What does Indiana law say about joint legal child custody?

Child custody disputes can be an emotional. People who are ending their marriage often think about how much time they will spend with their children while wanting them to live in a stable and nurturing environment with as little disruption as possible. Although the law requires family law courts to issue child custody orders based on the best interests of the child involved, during a divorce lingering issues between a child's parents can make it difficult to come to an acceptable resolution to a child custody dispute.

In many cases, rather than award custody to one parent or another, a better solution is joint legal custody. Understanding what state law says about what is considered when making this order is key. When the decision is made as to whether there should be joint legal custody, the best interests of the child are paramount. Also, the parties who are set to have joint legal custody are generally encouraged to agree to it on their own.

Other considerations regarding joint legal custody include how suitable and fit the parties are; if those who have been given joint custody can communicate and show cooperation to benefit the child; if the child has any preferences and is at least 14-years-old to express those preferences; if the child has forged a relationship with those who are seeking joint custody; if those who are receiving joint custody live near one another and will continue to do so; and the emotional and physical environment of both locations where those granted joint custody live.

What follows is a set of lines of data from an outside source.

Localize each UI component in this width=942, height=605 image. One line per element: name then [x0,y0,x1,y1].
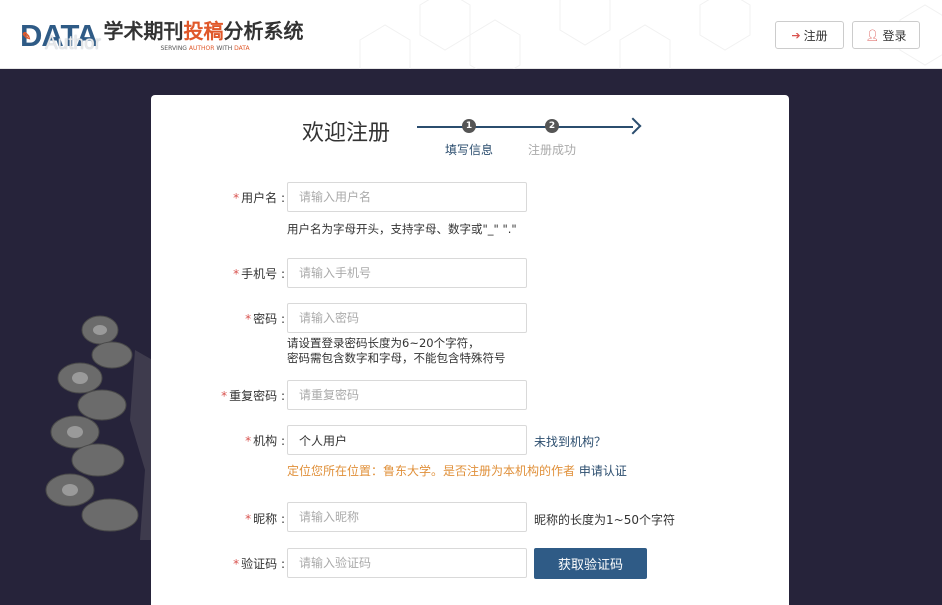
step-1-label: 填写信息 [445,143,494,157]
top-header: DATA Author ✎ 学术期刊投稿分析系统 SERVING AUTHOR … [0,0,942,69]
header-register-button[interactable]: ➔ 注册 [775,21,844,49]
logo-data-wordmark: DATA Author ✎ [20,18,101,54]
institution-location-hint: 定位您所在位置：鲁东大学。是否注册为本机构的作者 申请认证 [287,464,627,478]
institution-label: * 机构 : [245,434,285,448]
nickname-hint: 昵称的长度为1~50个字符 [534,513,675,527]
institution-input[interactable] [287,425,527,455]
get-captcha-button[interactable]: 获取验证码 [534,548,647,579]
nickname-input[interactable] [287,502,527,532]
confirm-password-input[interactable] [287,380,527,410]
site-subtitle: SERVING AUTHOR WITH DATA [160,45,250,52]
logo-text: 学术期刊投稿分析系统 SERVING AUTHOR WITH DATA [104,18,304,52]
steps-arrow-icon [624,117,642,135]
steps-line [417,126,633,128]
sign-in-icon: ➔ [791,28,801,42]
user-icon: 👤︎ [865,28,880,42]
phone-input[interactable] [287,258,527,288]
username-input[interactable] [287,182,527,212]
logo-pen-icon: ✎ [22,31,31,43]
nickname-label: * 昵称 : [245,512,285,526]
step-2-badge: 2 [545,119,559,133]
captcha-label: * 验证码 : [233,557,285,571]
step-1-badge: 1 [462,119,476,133]
registration-card: 欢迎注册 1 2 填写信息 注册成功 *用户名 : 用户名为字母开头，支持字母、… [151,95,789,605]
site-logo[interactable]: DATA Author ✎ 学术期刊投稿分析系统 SERVING AUTHOR … [20,18,304,54]
password-hint-line2: 密码需包含数字和字母，不能包含特殊符号 [287,351,506,365]
step-2-label: 注册成功 [528,143,577,157]
registration-steps: 1 2 填写信息 注册成功 [415,117,655,167]
confirm-password-label: * 重复密码 : [221,389,285,403]
institution-not-found-link[interactable]: 未找到机构？ [534,433,606,450]
username-hint: 用户名为字母开头，支持字母、数字或"_" "." [287,222,517,236]
captcha-input[interactable] [287,548,527,578]
apply-certification-link[interactable]: 申请认证 [579,464,627,478]
username-label: * 用户名 : [233,191,285,205]
header-login-button[interactable]: 👤︎ 登录 [852,21,920,49]
password-label: * 密码 : [245,312,285,326]
password-input[interactable] [287,303,527,333]
site-title: 学术期刊投稿分析系统 [103,19,304,43]
phone-label: * 手机号 : [233,267,285,281]
password-hint-line1: 请设置登录密码长度为6~20个字符， [287,336,480,350]
page-title: 欢迎注册 [302,121,391,146]
logo-author-overlay: Author [45,33,101,54]
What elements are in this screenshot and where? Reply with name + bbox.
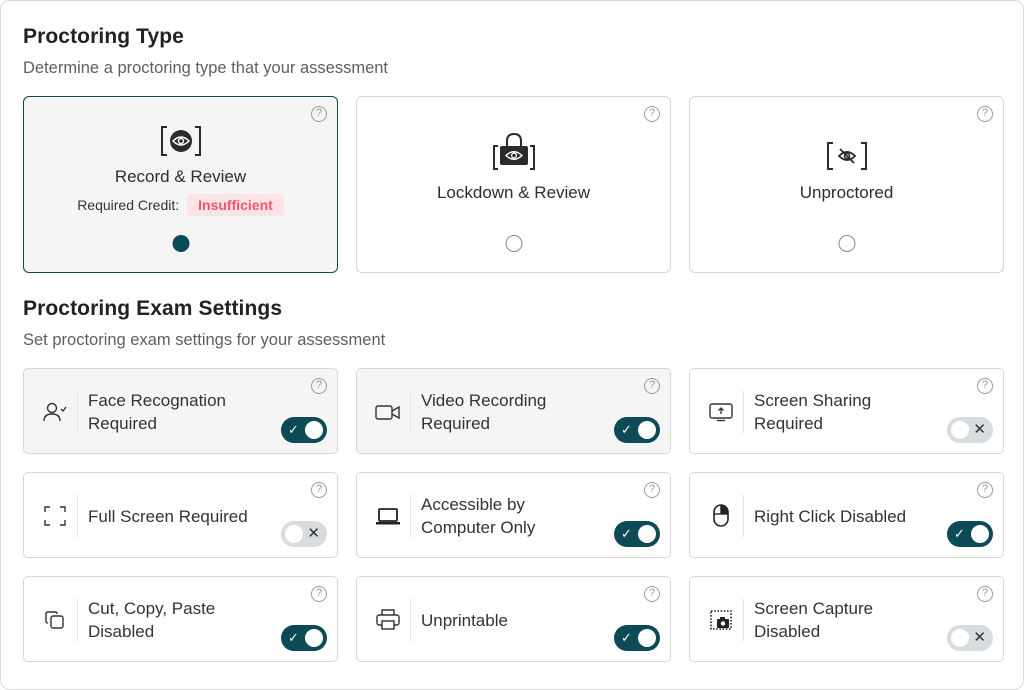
radio-lockdown-review[interactable]: [505, 235, 522, 252]
credit-row: Required Credit: Insufficient: [24, 194, 337, 216]
proctoring-panel: Proctoring Type Determine a proctoring t…: [0, 0, 1024, 690]
check-icon: ✓: [288, 630, 299, 645]
setting-label: Cut, Copy, Paste Disabled: [88, 599, 216, 641]
lock-eye-icon: [492, 132, 535, 170]
record-eye-icon: [160, 126, 201, 156]
help-icon[interactable]: ?: [977, 586, 993, 602]
setting-cut-copy-paste: ? Cut, Copy, Paste Disabled ✓: [23, 576, 338, 662]
help-icon[interactable]: ?: [644, 482, 660, 498]
setting-full-screen: ? Full Screen Required ✕: [23, 472, 338, 558]
type-card-unproctored[interactable]: ? Unproctored: [689, 96, 1004, 273]
help-icon[interactable]: ?: [977, 378, 993, 394]
setting-face-recognition: ? Face Recognation Required ✓: [23, 368, 338, 454]
video-camera-icon: [375, 405, 400, 420]
toggle-screen-capture[interactable]: ✕: [947, 625, 993, 651]
screen-capture-icon: [710, 610, 732, 630]
setting-label: Accessible by Computer Only: [421, 495, 536, 537]
setting-label: Face Recognation Required: [88, 391, 226, 433]
help-icon[interactable]: ?: [977, 482, 993, 498]
divider: [410, 495, 411, 537]
check-icon: ✓: [621, 630, 632, 645]
fullscreen-icon: [44, 506, 66, 526]
help-icon[interactable]: ?: [311, 586, 327, 602]
proctoring-type-subtitle: Determine a proctoring type that your as…: [23, 59, 389, 77]
toggle-right-click[interactable]: ✓: [947, 521, 993, 547]
help-icon[interactable]: ?: [644, 586, 660, 602]
setting-video-recording: ? Video Recording Required ✓: [356, 368, 671, 454]
type-label: Unproctored: [799, 183, 894, 202]
mouse-icon: [713, 504, 729, 527]
divider: [77, 391, 78, 433]
divider: [743, 599, 744, 641]
setting-right-click: ? Right Click Disabled ✓: [689, 472, 1004, 558]
help-icon[interactable]: ?: [311, 106, 327, 122]
type-card-record-review[interactable]: ? Record & Review Required Credit: Insuf…: [23, 96, 338, 273]
check-icon: ✓: [954, 526, 965, 541]
x-icon: ✕: [973, 421, 986, 438]
check-icon: ✓: [621, 422, 632, 437]
x-icon: ✕: [307, 525, 320, 542]
setting-screen-sharing: ? Screen Sharing Required ✕: [689, 368, 1004, 454]
exam-settings-title: Proctoring Exam Settings: [23, 297, 283, 320]
setting-label: Video Recording Required: [421, 391, 547, 433]
laptop-icon: [376, 508, 400, 525]
toggle-computer-only[interactable]: ✓: [614, 521, 660, 547]
setting-unprintable: ? Unprintable ✓: [356, 576, 671, 662]
printer-icon: [376, 609, 400, 630]
divider: [410, 391, 411, 433]
proctoring-type-title: Proctoring Type: [23, 25, 184, 48]
setting-computer-only: ? Accessible by Computer Only ✓: [356, 472, 671, 558]
setting-label: Right Click Disabled: [754, 507, 907, 526]
toggle-face-recognition[interactable]: ✓: [281, 417, 327, 443]
setting-label: Screen Sharing Required: [754, 391, 872, 433]
toggle-screen-sharing[interactable]: ✕: [947, 417, 993, 443]
type-label: Record & Review: [114, 167, 247, 186]
credit-status-badge: Insufficient: [187, 194, 284, 216]
type-label: Lockdown & Review: [436, 183, 591, 202]
copy-icon: [45, 611, 64, 629]
toggle-full-screen[interactable]: ✕: [281, 521, 327, 547]
user-check-icon: [43, 402, 67, 422]
divider: [743, 391, 744, 433]
toggle-video-recording[interactable]: ✓: [614, 417, 660, 443]
x-icon: ✕: [973, 629, 986, 646]
exam-settings-subtitle: Set proctoring exam settings for your as…: [23, 331, 386, 349]
radio-record-review[interactable]: [172, 235, 189, 252]
toggle-unprintable[interactable]: ✓: [614, 625, 660, 651]
setting-label: Unprintable: [421, 611, 508, 630]
screen-share-icon: [709, 403, 733, 422]
setting-screen-capture: ? Screen Capture Disabled ✕: [689, 576, 1004, 662]
credit-label: Required Credit:: [77, 197, 180, 213]
help-icon[interactable]: ?: [311, 378, 327, 394]
divider: [410, 599, 411, 641]
divider: [743, 495, 744, 537]
setting-label: Full Screen Required: [88, 507, 248, 526]
help-icon[interactable]: ?: [644, 378, 660, 394]
help-icon[interactable]: ?: [311, 482, 327, 498]
divider: [77, 495, 78, 537]
toggle-cut-copy-paste[interactable]: ✓: [281, 625, 327, 651]
help-icon[interactable]: ?: [977, 106, 993, 122]
setting-label: Screen Capture Disabled: [754, 599, 874, 641]
divider: [77, 599, 78, 641]
check-icon: ✓: [288, 422, 299, 437]
type-card-lockdown-review[interactable]: ? Lockdown & Review: [356, 96, 671, 273]
help-icon[interactable]: ?: [644, 106, 660, 122]
eye-off-icon: [826, 142, 867, 170]
check-icon: ✓: [621, 526, 632, 541]
radio-unproctored[interactable]: [838, 235, 855, 252]
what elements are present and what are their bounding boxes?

In a best-case scenario, parents agree that the child will benefit from a safe and loving environment and the person who provides that stability will have child custody. In some cases, joint child custody is the preferable solution. If the circumstances are in place for this to succeed, it is something to explore. Still, those who are in the middle of a divorce and/or a child custody dispute should have legal assistance for the duration of the matter to ensure their rights, and their child's best interests, are as fully protected as possible.